Tout s’enchaine : Pineapple Express, Funny People, Zack et Miri font un porno, The Green Hornet.
C’est cette année 2013 que Rogen adapte au cinéma un vieux sketch avec son compatri-pote Jay Baruchel. Il retrouvent sa main gauche, Goldberg, et s’attèlent à l’écriture. Le monde découvre This is the End où Rogen réunit tous ses potes dans leurs propres rôles un poil caricaturés (Franco, Hill, Rudd, Segel, McBride, Cera, Robinson) et se paye le luxe de faire venir quelques guests : Emma Watson et Rihanna (il y en a un autre mais la scène est si extraordinaire, je ne DOIS pas vous spoiler ça). Bien que le succès soit total, beaucoup les ont taxé d’opportunistes et de faire un film de potes avec trop de références personnelles, excluant le spectateur. This is the End est comme un album souvenirs, qui retracent et concluent une période de la vie de ses protagonistes.
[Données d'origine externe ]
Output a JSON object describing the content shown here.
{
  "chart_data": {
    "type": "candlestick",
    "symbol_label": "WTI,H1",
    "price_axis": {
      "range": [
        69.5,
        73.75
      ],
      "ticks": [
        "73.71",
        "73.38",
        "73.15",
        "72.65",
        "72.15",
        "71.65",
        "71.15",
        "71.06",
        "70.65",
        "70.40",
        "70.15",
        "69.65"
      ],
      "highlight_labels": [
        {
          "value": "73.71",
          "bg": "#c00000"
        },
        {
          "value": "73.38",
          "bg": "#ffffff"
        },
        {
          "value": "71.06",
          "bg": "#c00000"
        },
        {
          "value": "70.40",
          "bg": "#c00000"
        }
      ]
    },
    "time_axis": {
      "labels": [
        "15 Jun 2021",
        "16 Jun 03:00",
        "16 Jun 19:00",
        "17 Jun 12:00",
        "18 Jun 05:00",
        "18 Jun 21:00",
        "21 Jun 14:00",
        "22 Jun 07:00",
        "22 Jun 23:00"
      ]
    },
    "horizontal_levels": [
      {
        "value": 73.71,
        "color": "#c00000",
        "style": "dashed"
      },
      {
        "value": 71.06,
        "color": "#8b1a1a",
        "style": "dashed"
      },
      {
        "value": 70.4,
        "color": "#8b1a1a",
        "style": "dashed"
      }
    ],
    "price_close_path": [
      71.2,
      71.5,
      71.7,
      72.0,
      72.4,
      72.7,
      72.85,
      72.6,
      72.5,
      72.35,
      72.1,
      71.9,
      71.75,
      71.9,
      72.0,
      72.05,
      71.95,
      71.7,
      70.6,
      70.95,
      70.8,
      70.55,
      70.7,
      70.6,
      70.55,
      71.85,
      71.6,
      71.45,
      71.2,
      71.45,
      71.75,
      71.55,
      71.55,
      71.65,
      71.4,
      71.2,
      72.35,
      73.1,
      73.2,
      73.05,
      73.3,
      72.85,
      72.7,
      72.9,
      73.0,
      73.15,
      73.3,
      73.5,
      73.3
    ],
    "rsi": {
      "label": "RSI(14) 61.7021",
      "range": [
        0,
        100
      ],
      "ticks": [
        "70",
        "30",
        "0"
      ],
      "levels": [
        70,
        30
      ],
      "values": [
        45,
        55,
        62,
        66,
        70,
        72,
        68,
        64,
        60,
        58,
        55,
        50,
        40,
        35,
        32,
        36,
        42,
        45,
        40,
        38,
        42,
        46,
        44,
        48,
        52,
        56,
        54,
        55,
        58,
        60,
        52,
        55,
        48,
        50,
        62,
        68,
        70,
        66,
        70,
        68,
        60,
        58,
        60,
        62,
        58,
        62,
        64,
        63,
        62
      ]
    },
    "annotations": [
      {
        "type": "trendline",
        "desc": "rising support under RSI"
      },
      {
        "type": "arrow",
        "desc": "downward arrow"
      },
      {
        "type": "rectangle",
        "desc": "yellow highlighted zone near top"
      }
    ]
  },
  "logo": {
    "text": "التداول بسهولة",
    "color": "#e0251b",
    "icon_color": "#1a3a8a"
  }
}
Si vous êtes novices, vous pouvez être un peu perdu au début mais tant que vous adhérer à leur humour, vous y trouverez largement votre compte et vous donnera peut être envie de découvrir leurs films. Quoi qu’il en soit à ce moment là, les couilles qu’il avait posées en 2007, sont recouvertes d’or.
Rogen a beau être au top, il n’est pas parfait et compte quelques accidents industriels dans sa filmographie, mais on retiendra que cette grave erreur : Nos pires Voisins. En plus il a remis le couvert une seconde fois cette année…
En 2014, il ne passe pas loin de déclencher une Troisième Guerre Mondiale avec Franco à cause de The Interview. Scénario et réalisation sont signés de son duo avec Goldberg toujours. La Corée du Nord a moyennement apprécié de passer pour une conne avec cette histoire de présentateur et producteurs TV envoyés pour assassiner le Chef Suprême. Commence alors un vrai merdier : l’ONU s’en mêle et des hackers foutent le bordel chez Sony. Dans un premier temps, le film est reporté voir supprimé des salles américaines avant d’être proposé en VOD. Nouvelle ode à la nique, le film pulvérise le nombre de téléchargement en VOD.
Plus d’une décennie que Rogen occupe le terrain, s’est clairement updaté avec puissance et sans qu’on le voit arriver. Franchement je pensais qu’on était arrivé à maturité du personnage : quelle nouvelle déclinaison de Seth Rogen, Seth Rogen peut il nous apporter ? Et bien le film d’animation. Avec Sausage Party dont la sortie est prévue cet été et le trailer révélé il y a quelques jours, Rogen nous a bien soulevé. Avec une idée toute conne : que vivent et ressentent les aliments quand ils découvrent leur funeste destin dans une cuisine ?
Pour un mec destiné aux comédies de seconde zone à regarder son pote sexy se taper la meuf bonne, Seth Rogen a préféré n’en avoir rien à foutre de la petite case dans laquelle on l’a collé. Pour moi, le vrai talent de Rogen est de savoir raconter les histoires et d’avoir mis un coup de frais au comique de situation. Dans la lignée d’un Ben Stiller, Rogen est un vrai couteau suisse comique aussi à l’aise devant que derrière l’écran, sachant s’entourer, assumer sa place, son style et se renouveler.